Published: Revealing Intrinsic Electro-optic Effect in PZT

Our paper entitled “Revealing Intrinsic Electro-optic Effect in Single Domain Pb(Zr, Ti)O3 Thin Films” has been published in Appl. Phys. Lett. We revealed the intrinsic EO effect in PZT using the single domain films grown on CaF2 substrates. Our finding shows that the intrinsic EO effect is enhanced in PZT, which is similar to the enhancement seen in the dielectric and piezoelectric constants. Moreover, it tells us that most of the reported EO response in PZT films is supported by additional extrinsic contributions.
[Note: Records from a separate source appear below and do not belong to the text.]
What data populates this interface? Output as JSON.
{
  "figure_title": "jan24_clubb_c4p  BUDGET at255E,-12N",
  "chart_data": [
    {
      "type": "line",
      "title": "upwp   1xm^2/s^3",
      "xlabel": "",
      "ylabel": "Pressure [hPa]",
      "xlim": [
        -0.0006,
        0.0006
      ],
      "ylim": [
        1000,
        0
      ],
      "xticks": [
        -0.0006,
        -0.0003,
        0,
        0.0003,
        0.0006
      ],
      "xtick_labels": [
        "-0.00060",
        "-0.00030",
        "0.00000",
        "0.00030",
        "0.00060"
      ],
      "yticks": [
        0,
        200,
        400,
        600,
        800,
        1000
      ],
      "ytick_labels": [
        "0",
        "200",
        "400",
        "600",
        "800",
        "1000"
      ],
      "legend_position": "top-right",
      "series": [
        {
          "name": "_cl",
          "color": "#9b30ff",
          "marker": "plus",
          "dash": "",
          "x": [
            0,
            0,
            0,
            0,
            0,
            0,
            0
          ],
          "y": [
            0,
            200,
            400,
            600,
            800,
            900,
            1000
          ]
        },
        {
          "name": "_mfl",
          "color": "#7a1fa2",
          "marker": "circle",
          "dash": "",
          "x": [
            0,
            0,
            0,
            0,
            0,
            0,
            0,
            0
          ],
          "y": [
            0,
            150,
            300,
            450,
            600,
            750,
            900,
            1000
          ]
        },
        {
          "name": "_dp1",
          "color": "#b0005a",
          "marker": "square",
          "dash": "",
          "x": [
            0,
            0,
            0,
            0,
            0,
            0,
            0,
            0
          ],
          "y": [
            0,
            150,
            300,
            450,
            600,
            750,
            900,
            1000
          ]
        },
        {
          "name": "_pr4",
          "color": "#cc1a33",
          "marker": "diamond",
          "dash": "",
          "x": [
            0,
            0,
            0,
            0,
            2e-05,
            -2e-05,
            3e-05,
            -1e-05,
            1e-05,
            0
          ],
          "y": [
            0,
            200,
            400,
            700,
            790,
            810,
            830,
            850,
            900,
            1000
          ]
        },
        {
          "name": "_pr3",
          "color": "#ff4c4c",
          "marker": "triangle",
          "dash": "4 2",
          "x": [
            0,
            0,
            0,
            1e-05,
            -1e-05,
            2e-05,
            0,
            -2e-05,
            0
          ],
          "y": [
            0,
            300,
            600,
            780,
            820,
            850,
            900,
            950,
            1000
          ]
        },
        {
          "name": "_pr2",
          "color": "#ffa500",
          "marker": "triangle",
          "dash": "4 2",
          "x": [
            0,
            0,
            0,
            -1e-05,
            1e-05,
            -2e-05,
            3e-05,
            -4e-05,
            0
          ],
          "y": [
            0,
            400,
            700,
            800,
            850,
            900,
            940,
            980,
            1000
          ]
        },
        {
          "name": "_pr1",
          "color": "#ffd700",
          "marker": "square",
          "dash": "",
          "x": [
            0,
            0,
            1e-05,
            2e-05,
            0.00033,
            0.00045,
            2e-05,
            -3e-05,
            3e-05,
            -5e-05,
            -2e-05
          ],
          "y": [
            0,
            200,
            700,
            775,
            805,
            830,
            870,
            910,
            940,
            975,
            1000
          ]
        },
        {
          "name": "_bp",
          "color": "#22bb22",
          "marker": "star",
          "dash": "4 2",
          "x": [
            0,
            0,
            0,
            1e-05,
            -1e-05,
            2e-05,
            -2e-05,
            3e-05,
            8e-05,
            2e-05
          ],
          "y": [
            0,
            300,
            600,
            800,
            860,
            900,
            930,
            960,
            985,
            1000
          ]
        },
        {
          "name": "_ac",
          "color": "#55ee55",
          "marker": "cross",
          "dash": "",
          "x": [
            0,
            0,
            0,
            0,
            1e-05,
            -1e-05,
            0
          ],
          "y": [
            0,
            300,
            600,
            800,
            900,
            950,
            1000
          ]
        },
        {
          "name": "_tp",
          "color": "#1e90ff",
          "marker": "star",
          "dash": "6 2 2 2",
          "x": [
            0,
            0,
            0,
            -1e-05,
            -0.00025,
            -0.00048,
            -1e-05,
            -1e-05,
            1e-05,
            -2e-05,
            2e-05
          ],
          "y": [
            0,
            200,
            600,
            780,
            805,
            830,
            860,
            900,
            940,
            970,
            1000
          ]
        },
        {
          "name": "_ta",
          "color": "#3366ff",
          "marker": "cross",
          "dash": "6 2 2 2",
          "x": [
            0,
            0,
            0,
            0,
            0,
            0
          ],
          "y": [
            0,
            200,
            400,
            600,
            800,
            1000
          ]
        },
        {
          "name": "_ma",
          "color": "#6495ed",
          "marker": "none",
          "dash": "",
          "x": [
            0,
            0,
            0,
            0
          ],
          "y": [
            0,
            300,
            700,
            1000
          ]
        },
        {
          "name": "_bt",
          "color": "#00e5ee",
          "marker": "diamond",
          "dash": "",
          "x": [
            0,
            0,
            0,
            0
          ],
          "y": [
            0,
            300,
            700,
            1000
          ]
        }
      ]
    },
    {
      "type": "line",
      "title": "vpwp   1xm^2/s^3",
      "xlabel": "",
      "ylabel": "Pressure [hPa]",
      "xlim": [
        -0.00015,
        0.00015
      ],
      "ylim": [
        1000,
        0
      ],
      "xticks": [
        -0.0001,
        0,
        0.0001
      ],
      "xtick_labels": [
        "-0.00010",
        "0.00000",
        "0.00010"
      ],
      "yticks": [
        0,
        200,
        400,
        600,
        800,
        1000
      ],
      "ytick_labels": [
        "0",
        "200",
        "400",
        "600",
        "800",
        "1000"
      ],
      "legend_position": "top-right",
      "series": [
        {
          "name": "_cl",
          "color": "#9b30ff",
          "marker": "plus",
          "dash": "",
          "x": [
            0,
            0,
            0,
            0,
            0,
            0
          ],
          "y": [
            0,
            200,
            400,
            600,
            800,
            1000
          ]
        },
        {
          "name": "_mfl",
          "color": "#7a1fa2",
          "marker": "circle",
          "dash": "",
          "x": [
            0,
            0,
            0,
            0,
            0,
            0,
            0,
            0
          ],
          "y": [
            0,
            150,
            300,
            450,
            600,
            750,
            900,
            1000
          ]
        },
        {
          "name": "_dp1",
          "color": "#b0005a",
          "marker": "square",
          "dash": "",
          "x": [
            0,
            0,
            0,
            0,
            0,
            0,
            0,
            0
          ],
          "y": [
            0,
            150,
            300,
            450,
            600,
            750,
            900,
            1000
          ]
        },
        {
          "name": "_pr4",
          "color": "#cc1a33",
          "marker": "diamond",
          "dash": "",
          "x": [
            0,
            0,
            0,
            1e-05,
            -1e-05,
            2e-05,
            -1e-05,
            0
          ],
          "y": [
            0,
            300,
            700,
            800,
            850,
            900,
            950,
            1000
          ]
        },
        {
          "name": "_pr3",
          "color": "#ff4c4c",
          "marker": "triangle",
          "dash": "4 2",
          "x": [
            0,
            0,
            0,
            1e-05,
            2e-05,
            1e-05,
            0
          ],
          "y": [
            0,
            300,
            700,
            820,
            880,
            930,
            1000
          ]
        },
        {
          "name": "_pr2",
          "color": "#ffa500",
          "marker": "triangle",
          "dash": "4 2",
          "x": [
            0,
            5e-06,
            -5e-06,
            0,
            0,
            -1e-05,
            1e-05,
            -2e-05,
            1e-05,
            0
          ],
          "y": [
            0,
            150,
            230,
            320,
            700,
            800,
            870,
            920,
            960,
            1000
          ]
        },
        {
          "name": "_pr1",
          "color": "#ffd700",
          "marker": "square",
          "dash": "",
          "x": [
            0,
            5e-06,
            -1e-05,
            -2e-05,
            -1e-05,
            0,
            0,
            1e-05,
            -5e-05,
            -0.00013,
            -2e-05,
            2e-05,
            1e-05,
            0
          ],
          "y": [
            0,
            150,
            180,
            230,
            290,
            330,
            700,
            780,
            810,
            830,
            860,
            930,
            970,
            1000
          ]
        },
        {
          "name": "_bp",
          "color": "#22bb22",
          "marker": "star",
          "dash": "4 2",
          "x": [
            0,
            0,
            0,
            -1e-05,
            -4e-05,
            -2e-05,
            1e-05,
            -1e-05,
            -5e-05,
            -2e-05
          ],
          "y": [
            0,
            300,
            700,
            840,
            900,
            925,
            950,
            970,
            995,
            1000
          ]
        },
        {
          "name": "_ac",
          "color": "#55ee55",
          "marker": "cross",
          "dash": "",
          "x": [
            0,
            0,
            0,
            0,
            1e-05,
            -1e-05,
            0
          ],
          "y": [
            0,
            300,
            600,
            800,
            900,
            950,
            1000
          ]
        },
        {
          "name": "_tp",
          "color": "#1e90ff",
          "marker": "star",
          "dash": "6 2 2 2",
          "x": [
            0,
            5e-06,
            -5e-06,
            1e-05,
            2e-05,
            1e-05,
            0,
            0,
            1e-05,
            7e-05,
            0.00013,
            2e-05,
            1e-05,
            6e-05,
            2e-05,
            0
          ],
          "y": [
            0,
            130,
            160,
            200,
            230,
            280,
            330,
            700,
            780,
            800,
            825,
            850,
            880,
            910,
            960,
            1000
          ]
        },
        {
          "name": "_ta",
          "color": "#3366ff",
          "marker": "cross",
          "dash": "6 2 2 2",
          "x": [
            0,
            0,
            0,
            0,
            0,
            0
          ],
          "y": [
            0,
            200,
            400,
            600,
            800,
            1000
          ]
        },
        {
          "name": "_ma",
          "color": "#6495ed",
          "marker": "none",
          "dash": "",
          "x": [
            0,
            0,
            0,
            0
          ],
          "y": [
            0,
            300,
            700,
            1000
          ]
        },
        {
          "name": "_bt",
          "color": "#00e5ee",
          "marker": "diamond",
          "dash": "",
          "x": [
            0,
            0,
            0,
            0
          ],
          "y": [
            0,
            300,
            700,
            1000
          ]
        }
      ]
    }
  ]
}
Citation: APL 119, 102902 (2021).

Published: Influence of Orientation on Electro-optic Effect in Ferroelectric HfO2 Films

Our paper entitled “Influence of Orientation on the Electro-optic Effect in Epitaxial Y-doped HfO2 Ferroelectric Thin Films” has been published in Jpn. J. Appl. Phys. We found that the (111)-Y-HfO2 film showed a larger EO response than that of the (100)-Y-HfO2 film, which is reasonable considering the difference in remnant polarization between the (100)- and (111)-Y-HfO2 films.

Citation: JJAP 60, SFFB13 (2021).

Published: Electro-optic Effect in Ferroelectric HfO2 Thin Films

Our paper entitled “Linear Electro-optic Effect in Ferroelectric HfO2-based Epitaxial Thin Films” has been published in Jpn. J. Appl. Phys. Rapid Communication. We found that the Y-HfO2 film showed a linear EO response, owing to its ferroelectricity. The observed results indicate that ferroelectric HfO2-based films are viable candidates for CMOS-compatible EO devices.

Citation: JJAP 60, 070905 (2021).


URL of this web-site was changed from “” to “”.

Published: Enhanced FOM in PZT Nanorods for Piezoelectric Energy Harvesting

Our paper entitled “Enhanced Figure of Merit in Pb(Zr,Ti)O3 Nanorods for Piezoelectric Energy Harvesting” has been published in AIP Adv. We experimentally clarified that the effective figure of merit (FOM) of the PZT nanorod array can be enhanced by the decreased density. This approach enables us to independently control the piezoelectric and dielectric constants of materials, making it possible to lower the effective dielectric constant while maintaining the piezoelectric constant. The results indicate that piezoelectric nanorods are a prospective candidate for small-sized PEHs where the cantilever-based PEH cannot be used at a resonant frequency.

Citation: AIP Adv. 10, 105101 (2020).

Published: PST/STO Artificial Superlattice Thin Films

Our paper entitled “(Pb0.9Sr0.1)TiO3/SrTiO3 Artificial Superlattice Thin Films and Their Electromechanical Response” has been published in J. Ceram. Soc. Jpn. We grew (Pb0.9Sr0.1)TiOn/SrTiOm artificial superlattice thin films, and investigated their electromechanical response. Synchrotron XRD indicated that the film with n/m = 14/20 had a weak periodicity in the in-plane direction, which may have arisen from the ordered polar vortex arrays existing in the PST layers. All the fabricated superlattice thin films showed the electric field-induced strain, though its magnitude was smaller than that for typical ferroelectric materials.

Citation: J. Ceram. Soc. Jpn. 128, 431-435 (2020).

Published: Enhanced Intrinsic Piezoelectric Response in c-domain PZT Nanorods

Our paper entitled “Enhanced Intrinsic Piezoelectric Response in (001)-epitaxial Single c-domain Pb(Zr,Ti)O3 Nanorods” has been published in Appl. Phys. Lett. The PZT nanorods were self-assembled and grown on the substrate at an elevated oxygen pressure by PLD, and showed a complete c-domain structure. Time-resolved X-ray diffraction measurements under an applied electric field show that the fabricated PZT nanorods exhibit a piezoelectric constant, d33, that is significantly higher than that of thin PZT films and comparable to that for unclamped single-domain bulk crystals, which is thought to be due to a significant reduction in substrate clamping. The obtained results demonstrate that the self-assembled nanorods can achieve an enhanced intrinsic piezoelectric response, which makes them attractive for a range of practical applications.

Citation: Appl. Phys. Lett. 117, 042905 (2020).